Maria empurrou a bruxa para dentro do forno e fechou a portinhola com a corrente. A malvada queimou até o último osso.
         A menina correu para o porão e libertou o irmão. Abraçaram-se, chorando lágrimas de alegria; depois, nada mais tendo a temer, exploraram a casa da bruxa. E quantas coisas acharam! Cofres e mais cofres cheios de pedras preciosas, de pérolas...
         Encheram os bolsos de pérolas. Maria fez uma trouxinha com seu aventalzinho, e a encheu com diamantes, rubis e esmeraldas.
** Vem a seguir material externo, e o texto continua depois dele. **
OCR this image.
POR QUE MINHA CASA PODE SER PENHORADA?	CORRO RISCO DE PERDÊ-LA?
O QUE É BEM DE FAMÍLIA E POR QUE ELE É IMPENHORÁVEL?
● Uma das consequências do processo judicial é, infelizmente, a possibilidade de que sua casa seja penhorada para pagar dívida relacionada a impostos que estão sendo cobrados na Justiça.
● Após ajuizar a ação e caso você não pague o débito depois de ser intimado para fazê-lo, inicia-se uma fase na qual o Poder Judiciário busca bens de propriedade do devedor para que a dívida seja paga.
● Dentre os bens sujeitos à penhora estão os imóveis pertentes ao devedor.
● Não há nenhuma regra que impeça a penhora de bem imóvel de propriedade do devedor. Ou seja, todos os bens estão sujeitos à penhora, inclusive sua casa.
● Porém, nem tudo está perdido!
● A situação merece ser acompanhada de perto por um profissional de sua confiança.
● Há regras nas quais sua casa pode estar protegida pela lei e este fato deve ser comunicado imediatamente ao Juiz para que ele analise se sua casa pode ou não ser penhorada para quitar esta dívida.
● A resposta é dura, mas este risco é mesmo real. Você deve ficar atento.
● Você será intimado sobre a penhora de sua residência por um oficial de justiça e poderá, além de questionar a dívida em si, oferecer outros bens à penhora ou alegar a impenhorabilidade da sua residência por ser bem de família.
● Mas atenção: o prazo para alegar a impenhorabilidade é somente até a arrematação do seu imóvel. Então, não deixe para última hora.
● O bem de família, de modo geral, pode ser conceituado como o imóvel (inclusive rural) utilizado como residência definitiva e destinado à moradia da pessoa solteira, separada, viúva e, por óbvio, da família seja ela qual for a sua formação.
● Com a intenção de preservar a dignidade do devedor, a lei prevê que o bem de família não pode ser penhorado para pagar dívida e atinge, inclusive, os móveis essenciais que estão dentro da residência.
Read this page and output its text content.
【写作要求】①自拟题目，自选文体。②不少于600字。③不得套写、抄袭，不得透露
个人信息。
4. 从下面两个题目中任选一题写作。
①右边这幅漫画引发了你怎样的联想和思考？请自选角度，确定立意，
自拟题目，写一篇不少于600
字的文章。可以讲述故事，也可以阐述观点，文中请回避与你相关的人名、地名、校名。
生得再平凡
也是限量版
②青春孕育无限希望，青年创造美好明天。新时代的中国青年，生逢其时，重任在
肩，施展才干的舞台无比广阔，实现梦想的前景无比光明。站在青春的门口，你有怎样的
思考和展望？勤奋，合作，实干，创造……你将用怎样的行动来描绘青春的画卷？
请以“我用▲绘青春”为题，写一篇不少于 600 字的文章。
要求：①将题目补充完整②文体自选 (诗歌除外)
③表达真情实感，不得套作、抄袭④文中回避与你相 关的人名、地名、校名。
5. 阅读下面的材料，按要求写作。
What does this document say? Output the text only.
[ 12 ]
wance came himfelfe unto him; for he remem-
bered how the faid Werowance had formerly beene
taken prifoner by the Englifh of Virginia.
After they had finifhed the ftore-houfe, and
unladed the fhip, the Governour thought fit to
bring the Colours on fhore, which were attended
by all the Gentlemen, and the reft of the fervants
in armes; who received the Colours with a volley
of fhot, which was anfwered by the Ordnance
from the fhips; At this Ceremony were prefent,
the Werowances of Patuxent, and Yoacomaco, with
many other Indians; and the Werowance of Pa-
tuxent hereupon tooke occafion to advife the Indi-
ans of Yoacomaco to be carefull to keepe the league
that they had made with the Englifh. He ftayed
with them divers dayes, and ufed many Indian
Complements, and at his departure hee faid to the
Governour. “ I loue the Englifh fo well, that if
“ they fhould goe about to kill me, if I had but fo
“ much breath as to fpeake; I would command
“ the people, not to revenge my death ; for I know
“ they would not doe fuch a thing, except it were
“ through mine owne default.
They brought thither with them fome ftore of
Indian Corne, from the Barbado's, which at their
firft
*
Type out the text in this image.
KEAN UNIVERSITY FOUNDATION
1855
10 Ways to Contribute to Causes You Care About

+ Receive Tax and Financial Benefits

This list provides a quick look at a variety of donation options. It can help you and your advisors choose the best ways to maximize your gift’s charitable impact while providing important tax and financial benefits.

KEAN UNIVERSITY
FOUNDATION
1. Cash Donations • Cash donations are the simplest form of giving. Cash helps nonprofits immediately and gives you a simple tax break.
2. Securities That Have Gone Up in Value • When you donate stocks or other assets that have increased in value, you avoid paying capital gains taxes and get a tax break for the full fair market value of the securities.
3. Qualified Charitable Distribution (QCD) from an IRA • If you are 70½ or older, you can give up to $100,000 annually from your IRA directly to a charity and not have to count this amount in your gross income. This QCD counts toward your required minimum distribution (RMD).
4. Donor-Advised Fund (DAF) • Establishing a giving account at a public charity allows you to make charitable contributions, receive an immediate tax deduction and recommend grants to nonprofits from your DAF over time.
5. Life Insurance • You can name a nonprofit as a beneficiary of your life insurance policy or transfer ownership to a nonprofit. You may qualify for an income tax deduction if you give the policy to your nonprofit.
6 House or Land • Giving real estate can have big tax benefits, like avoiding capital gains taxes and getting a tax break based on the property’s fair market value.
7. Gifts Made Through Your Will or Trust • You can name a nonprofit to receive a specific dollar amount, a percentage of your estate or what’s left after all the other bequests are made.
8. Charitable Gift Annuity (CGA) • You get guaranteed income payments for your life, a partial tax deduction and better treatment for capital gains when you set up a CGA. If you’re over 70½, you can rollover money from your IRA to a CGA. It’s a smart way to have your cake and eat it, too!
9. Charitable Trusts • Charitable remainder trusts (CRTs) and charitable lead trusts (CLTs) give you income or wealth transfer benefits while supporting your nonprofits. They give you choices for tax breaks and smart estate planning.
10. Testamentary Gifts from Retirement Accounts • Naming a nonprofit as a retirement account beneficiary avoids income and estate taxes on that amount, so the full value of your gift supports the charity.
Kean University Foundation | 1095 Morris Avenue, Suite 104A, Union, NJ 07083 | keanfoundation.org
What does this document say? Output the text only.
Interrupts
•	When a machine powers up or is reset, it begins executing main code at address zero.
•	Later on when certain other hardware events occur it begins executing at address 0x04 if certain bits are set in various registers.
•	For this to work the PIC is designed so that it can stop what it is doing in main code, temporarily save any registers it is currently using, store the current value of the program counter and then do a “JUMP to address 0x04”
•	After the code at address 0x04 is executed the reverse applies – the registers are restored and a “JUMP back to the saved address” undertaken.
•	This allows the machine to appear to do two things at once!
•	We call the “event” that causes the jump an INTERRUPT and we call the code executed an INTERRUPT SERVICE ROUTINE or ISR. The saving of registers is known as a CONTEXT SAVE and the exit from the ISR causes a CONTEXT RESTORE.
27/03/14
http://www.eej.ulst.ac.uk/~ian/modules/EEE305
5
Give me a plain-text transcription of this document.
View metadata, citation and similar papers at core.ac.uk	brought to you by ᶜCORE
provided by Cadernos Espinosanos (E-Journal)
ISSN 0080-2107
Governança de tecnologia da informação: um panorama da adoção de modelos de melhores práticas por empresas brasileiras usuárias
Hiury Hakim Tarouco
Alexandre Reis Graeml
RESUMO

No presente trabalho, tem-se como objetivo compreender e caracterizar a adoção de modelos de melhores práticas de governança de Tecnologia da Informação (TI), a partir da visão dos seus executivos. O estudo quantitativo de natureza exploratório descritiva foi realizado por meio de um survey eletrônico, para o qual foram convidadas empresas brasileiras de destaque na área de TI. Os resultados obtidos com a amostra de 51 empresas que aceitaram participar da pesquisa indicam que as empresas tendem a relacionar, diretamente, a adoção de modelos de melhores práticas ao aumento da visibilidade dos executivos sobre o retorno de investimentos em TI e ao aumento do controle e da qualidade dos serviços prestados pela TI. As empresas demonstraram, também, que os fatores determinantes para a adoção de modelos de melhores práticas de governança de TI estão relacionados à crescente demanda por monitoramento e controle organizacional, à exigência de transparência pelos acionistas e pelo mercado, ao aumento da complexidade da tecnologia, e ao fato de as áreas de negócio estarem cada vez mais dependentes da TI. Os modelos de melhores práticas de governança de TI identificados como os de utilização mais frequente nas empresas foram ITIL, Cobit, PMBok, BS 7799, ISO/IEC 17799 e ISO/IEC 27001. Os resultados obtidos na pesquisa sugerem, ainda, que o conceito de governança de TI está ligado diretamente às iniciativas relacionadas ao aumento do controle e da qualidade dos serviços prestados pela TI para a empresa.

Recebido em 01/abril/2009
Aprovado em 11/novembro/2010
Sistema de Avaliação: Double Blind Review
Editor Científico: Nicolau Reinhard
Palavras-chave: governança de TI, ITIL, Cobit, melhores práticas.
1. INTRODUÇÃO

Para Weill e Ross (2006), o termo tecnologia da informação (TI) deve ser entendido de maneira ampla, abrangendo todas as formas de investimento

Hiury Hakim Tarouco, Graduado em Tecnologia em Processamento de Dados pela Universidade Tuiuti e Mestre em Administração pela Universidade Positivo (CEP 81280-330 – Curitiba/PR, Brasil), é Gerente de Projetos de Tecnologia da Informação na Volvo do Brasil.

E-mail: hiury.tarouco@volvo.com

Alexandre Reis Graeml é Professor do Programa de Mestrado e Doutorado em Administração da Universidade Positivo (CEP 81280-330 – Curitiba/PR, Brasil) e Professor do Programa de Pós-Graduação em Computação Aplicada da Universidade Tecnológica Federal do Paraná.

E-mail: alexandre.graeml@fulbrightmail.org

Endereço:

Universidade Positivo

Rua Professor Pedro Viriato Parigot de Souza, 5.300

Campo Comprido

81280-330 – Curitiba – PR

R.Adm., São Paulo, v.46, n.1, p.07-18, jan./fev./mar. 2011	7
         Deixaram a casa da feiticeira e avançaram pela mata. Andaram muito. Depois de algum tempo, chegaram a uma clareira, e perceberam que conheciam aquele lugar. Certa vez tinham apanhado lenha ali, de outra vez tinham ido colher mel naquelas árvores...
         Finalmente, avistaram a cabana de seu pai. Começaram a correr naquela direção, escancararam a porta e caíram nos braços do lenhador que, assustado, não sabia se ria ou chorava.
         Quantos remorsos o tinham atormentado desde que abandonara os filhos na mata! Quantos sonhos horríveis tinham perturbado suas noites! Cada porção de pão que comia ficava atravessada na garganta. Única sorte, a madrasta ruim, que o obrigara a livrar-se
dos filhos, já tinha morrido.
         João esvaziou os bolsos, retirando as pérolas que havia guardado; Maria desamarrou o aventalzinho e deixou cair ao chão a chuva de pedras preciosas. Agora, já não precisariam temer nem miséria nem carestia. E assim, desde aquele dia o lenhador e seus filhos viveram na fartura, sem mais nenhuma preocupação.